School Sport v. Physical Education – Who will be the winner?
I loved sport at school, I have loved sport since I left school (in fact I have worked in professional sport for over 20 years) and I will always love sport.
This morning I was awoken by Radio 5 and listened to the news and the subsequent comment surrounding physical education in schools. It has been an interesting listen and made me reflect on how my personal beliefs regarding physical activity and sport at school have changed.
Over the past year I have shifted my focus from being very pro school sport to a view point that physical activity and physical education for all, rather than sport, is surely the goal for a teacher. Sport will be performed well by a small percentage of pupils, however sport can often lead to an emphasis on skill and winning (not always by the teacher, often by parent and pupil).
Physical education however needs to engage all to give children a better understanding of a behaviour that will have a very direct impact on their life expectancy, their quality of life and indeed their future resilience.

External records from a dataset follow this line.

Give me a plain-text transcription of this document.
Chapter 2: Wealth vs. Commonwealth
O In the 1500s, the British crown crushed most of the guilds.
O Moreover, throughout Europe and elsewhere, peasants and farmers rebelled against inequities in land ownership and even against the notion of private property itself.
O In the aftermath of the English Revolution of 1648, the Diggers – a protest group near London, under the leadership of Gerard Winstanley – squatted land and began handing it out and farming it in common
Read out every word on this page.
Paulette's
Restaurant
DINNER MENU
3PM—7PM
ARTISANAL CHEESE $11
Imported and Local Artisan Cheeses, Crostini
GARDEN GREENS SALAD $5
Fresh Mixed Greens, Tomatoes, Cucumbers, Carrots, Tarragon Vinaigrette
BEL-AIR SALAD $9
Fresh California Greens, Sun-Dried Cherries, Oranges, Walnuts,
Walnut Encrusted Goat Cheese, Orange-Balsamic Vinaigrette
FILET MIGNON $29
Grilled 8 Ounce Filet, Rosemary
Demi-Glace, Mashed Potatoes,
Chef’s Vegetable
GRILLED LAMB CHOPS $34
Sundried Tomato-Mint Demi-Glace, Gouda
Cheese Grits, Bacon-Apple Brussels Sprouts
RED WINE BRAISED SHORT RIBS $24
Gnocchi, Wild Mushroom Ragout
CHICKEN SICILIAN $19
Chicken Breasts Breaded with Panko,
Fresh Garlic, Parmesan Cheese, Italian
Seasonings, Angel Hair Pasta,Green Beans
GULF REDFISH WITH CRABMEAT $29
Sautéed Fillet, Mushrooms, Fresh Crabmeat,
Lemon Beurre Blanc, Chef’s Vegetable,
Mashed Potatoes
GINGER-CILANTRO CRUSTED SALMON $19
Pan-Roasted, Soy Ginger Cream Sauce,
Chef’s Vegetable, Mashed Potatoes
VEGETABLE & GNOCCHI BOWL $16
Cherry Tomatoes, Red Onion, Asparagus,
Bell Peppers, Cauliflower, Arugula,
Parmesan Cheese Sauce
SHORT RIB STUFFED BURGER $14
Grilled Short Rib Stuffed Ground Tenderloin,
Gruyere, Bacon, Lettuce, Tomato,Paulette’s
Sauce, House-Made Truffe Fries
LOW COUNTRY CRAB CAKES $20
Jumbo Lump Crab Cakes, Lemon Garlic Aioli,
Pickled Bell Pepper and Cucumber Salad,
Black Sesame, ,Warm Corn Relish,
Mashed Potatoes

Three years ago I used Firstbeat technology to monitor the health promoting physical activity of my daughter over the time when she left the house until the time she came home. Alice walked to school, had a P.E. lesson (soccer), after school netball (an activity she enjoys), she was picked up by car from school at the end of her day – the results made for interesting reading and are shown below.
The findings of this were:
• Total health promoting physical activity was 50 minutes
• If you cut out the walk to school and after school netball only 15 minutes of health promoting physical activity was achieved, some of which was recorded during the morning ‘play time’.
Now it may have been that the football based PE lesson was a theoretical session, maybe debating the subtle differences between a 4-4-2 and a 3-5-1-1 formation, but did the girls really need to get into their sports clothes and football boots if that was the case. No my guess is that this was designed to be a session that delivered a physical activity, but one that failed for my daughter and I suspect many others!
The demands of teaching are tough, especially when resources such as schools sports co-ordinators disappear out of the system. If the expectations on a teacher are to increase then their knowledge base may need to supported and an emphasis on training should be a priority. If this does not happen it could well be that teachers and pupils and families become disengaged in the well documented benefits and importance of physical activity.